I am not going to start listing all the differences between this teaching job and others I've had, but I have certainly been struck by just how many things I, as a teacher, have always taken for granted. And I'm not just talking about things like interactive whiteboards and computer suites. I'm talking about things as simple as paper.
When it comes to teaching, paper is fairly fundamental; and although comments about how many rainforests have passed through the photocopier that morning are probably familiar in a lot of staffrooms, paper is not exactly rationed.
In the UK, I would not have thought twice about printing off a homework sheet for every child, and probably a few spares. Here, we print one copy per class, and the students have to organise themselves to make sure they copy down the questions.
I have often had students who have reached the end of a school year with a half empty exercise book, but come September are given a new one, leaving the empty pages of the last one unfilled. In my first lessons here I was surprised by the students asking "do we need a whole page, or a half" and it took a while to realise that this was because they didn't want to hand in a whole A4 sheet if they could fit their answers on a half.
Last year when my students handed in homework I expected it to be on a piece of A4 file paper, and if they gave me part of a ripped off sheet, or their homework on the back of a page that had clearly already been used for something else, I would have been thoroughly unimpressed; now I'm having to learn to accept that a torn, pre-used piece of paper is being handed in, because paper is precious.
It has added to the learning curve of teaching in a very different situation and I am having to adapt to using resources in a very different way.

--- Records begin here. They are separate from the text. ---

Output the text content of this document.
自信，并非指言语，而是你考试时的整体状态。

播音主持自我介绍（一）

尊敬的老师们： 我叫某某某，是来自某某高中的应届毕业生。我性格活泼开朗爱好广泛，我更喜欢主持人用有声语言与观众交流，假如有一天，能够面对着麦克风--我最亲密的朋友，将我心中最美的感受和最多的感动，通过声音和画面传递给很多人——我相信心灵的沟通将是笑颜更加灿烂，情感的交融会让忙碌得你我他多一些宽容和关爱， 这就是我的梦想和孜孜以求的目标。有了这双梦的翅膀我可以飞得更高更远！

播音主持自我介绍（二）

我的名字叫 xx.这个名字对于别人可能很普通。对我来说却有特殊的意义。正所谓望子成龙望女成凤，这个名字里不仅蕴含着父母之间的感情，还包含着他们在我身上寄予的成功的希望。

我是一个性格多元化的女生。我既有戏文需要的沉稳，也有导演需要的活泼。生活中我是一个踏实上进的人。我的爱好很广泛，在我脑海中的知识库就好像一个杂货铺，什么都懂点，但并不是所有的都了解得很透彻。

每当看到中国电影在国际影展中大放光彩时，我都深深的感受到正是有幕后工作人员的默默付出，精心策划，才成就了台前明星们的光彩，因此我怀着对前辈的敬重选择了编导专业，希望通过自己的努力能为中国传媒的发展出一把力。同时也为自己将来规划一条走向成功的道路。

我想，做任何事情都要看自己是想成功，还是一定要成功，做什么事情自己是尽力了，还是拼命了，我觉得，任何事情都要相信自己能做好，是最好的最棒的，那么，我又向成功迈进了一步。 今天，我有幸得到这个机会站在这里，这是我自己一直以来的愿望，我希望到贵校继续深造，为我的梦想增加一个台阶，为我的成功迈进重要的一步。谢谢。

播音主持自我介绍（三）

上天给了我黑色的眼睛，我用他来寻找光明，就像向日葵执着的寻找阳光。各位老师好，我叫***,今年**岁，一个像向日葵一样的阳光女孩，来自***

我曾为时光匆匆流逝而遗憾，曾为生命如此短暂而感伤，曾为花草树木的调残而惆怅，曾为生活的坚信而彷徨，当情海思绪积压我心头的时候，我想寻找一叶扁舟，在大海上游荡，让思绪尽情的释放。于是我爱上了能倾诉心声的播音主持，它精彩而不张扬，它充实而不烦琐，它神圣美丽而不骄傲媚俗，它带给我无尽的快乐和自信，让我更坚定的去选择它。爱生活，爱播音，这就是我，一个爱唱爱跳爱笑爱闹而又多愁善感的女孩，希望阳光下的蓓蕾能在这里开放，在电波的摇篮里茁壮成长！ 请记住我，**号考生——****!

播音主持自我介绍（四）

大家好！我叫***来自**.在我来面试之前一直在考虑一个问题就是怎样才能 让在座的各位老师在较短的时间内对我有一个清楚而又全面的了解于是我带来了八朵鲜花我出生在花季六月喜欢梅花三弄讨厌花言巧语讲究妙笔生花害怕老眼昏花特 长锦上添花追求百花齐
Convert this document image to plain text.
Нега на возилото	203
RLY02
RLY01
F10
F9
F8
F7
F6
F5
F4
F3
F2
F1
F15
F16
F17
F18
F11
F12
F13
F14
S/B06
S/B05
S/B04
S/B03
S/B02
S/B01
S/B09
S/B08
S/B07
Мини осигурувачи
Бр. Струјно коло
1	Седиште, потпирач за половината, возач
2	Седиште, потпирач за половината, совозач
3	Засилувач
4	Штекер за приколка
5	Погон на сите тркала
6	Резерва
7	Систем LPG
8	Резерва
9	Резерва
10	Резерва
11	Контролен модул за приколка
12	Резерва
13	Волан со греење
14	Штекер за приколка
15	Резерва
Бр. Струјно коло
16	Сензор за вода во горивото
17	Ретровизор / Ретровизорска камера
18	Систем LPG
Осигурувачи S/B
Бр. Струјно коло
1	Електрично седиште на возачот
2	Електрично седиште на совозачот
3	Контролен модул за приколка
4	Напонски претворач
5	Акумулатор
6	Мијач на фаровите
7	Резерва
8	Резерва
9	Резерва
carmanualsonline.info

For example, there are no reading books for the students here (another thing I have always taken for granted), but my thoughts of printing off sheets of text for them to practice reading have had to go out of the window.
We don't have much involvement with the main fee-paying school here, but even there it seems clear that the resources aren't as good as those we take for granted in UK state schools. In TVED it is an even more stark reality.
It has made me very aware how much we take for granted, and that we have a lot more to be thankful for than we remember to appreciate. In some ways, it is good that we are able to take so many things for granted; but I guess it has also brought home how dangerous a road we travel if we start to allow those things to be eroded away; if we cut budgets because the value of something can't be counted in economic productivity: the last thing I would want for UK schools (environmental issues aside for a moment) is for them not to be able to take for granted photocopying an interesting resource for thirty children.